While the declaration provided some respite, reports in recent days “indicate that there was some fighting inside the zone,” the UN office said. “This fighting led to the deaths and injury of yet more civilians.”
The LTTE is also holding 15 UN workers and 75 of their dependents, 40 of them children, the office said. Even though the plight of the workers is “just one part of a larger picture,” their release would be a “good gesture,” it added.
Child Recruits
A growing number of children are being recruited by the LTTE and scores of children are being killed or injured in the fighting, the United Nations Children’s Fund said in an e-mailed statement today. UNICEF expressed its “gravest concern” for children as the conflict entered a new phase.
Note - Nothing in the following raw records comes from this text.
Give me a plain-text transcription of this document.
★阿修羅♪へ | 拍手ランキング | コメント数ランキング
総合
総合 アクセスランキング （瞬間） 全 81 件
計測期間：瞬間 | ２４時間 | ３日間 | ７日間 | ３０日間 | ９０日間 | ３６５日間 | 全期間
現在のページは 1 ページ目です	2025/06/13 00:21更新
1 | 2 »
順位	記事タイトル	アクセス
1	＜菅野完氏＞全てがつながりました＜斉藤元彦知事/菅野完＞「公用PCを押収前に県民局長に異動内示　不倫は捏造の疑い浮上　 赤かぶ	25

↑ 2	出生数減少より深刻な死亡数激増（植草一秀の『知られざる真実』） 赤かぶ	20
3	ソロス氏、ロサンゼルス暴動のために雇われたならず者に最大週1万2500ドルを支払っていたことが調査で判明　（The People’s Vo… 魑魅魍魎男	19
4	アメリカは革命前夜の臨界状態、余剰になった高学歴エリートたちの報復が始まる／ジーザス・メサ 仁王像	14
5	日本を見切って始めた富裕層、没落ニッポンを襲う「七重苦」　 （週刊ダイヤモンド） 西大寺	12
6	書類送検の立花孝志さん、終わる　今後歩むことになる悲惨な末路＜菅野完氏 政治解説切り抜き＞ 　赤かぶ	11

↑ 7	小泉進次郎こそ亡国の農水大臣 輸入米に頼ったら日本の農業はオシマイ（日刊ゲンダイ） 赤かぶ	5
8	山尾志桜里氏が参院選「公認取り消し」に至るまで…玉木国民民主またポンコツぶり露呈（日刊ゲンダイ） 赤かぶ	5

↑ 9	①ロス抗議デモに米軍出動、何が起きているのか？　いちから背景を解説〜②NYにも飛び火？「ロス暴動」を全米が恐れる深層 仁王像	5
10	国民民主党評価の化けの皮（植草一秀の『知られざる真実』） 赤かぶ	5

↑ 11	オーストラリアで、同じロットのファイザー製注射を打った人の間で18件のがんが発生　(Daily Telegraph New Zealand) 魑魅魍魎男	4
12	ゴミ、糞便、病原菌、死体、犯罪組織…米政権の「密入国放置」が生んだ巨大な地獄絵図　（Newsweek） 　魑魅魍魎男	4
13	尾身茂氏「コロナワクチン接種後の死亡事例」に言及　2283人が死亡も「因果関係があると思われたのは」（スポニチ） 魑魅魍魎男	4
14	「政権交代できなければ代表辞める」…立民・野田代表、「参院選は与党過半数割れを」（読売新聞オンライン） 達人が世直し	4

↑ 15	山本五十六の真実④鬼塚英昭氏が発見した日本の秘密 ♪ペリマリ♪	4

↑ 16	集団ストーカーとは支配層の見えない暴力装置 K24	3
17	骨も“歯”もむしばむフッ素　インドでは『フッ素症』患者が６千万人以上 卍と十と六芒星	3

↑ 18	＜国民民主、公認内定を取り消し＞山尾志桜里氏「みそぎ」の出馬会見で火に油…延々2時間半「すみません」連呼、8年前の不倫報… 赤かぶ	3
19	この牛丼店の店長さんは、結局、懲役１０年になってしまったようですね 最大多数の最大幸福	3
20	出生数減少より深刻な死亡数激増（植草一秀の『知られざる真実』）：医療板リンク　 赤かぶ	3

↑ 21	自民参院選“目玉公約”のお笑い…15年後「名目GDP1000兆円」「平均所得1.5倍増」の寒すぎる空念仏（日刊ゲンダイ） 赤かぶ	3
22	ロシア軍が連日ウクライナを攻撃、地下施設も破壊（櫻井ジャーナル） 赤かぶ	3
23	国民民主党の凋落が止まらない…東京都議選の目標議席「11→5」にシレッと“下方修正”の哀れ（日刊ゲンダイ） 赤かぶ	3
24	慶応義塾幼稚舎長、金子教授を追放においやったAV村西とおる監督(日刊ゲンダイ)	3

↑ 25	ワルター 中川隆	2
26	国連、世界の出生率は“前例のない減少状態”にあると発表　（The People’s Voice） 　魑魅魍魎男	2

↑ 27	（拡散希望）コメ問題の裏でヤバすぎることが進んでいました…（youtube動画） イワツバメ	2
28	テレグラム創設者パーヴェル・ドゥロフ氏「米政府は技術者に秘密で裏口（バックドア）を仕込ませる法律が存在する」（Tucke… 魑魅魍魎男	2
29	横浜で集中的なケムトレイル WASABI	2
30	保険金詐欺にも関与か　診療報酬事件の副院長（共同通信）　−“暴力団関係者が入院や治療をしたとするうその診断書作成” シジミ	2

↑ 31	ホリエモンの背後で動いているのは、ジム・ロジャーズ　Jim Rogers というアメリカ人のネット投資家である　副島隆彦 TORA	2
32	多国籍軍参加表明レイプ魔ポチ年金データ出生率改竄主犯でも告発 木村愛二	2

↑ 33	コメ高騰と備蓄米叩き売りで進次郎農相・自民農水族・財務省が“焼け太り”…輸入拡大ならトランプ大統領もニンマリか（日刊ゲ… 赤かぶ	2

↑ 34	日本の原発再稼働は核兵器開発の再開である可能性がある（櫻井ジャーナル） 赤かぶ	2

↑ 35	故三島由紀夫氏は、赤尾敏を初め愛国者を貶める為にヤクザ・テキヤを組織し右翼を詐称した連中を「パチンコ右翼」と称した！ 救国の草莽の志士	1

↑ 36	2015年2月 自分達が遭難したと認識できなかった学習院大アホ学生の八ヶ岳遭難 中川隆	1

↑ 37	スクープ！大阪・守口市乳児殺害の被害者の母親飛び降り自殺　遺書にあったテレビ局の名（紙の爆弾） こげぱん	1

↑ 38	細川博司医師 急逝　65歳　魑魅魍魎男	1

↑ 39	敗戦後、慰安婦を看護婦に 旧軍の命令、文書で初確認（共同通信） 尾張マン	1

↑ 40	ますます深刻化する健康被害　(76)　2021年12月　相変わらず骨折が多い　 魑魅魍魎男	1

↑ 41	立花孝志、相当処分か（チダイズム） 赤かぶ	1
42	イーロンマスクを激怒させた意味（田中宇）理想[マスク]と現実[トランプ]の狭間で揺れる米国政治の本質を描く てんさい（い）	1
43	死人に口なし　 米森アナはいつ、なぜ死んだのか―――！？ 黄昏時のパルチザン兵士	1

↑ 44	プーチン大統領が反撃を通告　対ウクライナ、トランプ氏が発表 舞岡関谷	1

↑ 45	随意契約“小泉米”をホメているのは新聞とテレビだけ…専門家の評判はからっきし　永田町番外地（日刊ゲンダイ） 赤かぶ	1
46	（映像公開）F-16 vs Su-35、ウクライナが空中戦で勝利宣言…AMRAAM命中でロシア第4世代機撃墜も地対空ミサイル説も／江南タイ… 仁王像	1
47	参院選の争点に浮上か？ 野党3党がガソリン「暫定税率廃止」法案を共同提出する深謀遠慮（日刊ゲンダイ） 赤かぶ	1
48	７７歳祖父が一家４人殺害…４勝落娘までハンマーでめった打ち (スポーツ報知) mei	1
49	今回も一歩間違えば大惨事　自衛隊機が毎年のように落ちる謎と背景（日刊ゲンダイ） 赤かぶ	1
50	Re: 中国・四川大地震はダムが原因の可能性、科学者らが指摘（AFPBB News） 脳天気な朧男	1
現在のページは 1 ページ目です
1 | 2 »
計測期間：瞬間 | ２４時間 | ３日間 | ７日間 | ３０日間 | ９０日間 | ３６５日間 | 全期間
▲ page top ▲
“We have clear indications that the LTTE has intensified forcible recruitment of civilians and that children as young as 14 years old are now being targeted,” Philippe Duamelle, UNICEF’s Representative in Sri Lanka, said in the statement.
UNICEF has recorded more than 6,000 cases of children being recruited by the LTTE between 2003 and the end of 2008, according to the statement.
The UN office’s “outburst” finds nothing wrong with the government in Colombo and has nothing to say about how civilians are being treated by the army, the TamilNet news agency in the north cited Velupillai Sivanadiyar, the president of the Tamils Rehabilitation Organization that operates in the northern Wanni region, as saying.
‘Useless Talk’
“If they really care for civilians, this is not the time for useless talk and accusations,” Sivanadiyar said yesterday, according to TamilNet. “The UN accusations are aimed at hiding their own failures.”
The International Committee of the Red Cross said it brought 400 people by ferry to the eastern port of Trincomalee from Putumattalan yesterday, the third evacuation in a week.
“We did save lives today, but many people remain behind,” Paul Castella, head of the ICRC delegation in Sri Lanka, said in a statement. “It is now a matter of life and death.”
President Mahinda Rajapaksa’s government is demanding the LTTE’s “unconditional surrender” and said earlier this month it will continue its military drive to end the 26-year conflict.
Military operations will be carried out “without harassment to the civilian population,” Rajapaksa told UN Secretary-General Ban Ki-moon on Feb. 5, according to the Defense Ministry Web site.
‘Illusion of Security’
“We have at all times treated those civilians fleeing from the grip of the terrorists to the safe zones most humanely,” Rajapaksa said yesterday, according to remarks posted on the Defense Ministry’s Web site today. Rajapaksa said he invited Ban to visit to see the government’s commitment to assisting the civilians.
The zones declared by security forces are an “illusion of security” and the army has repeatedly shelled the areas, the LTTE’s political division said last week, according to TamilNet.
The LTTE, which is fighting for a separate Tamil homeland in Sri Lanka’s north and east, was driven from its main bases in the north by an army offensive in January.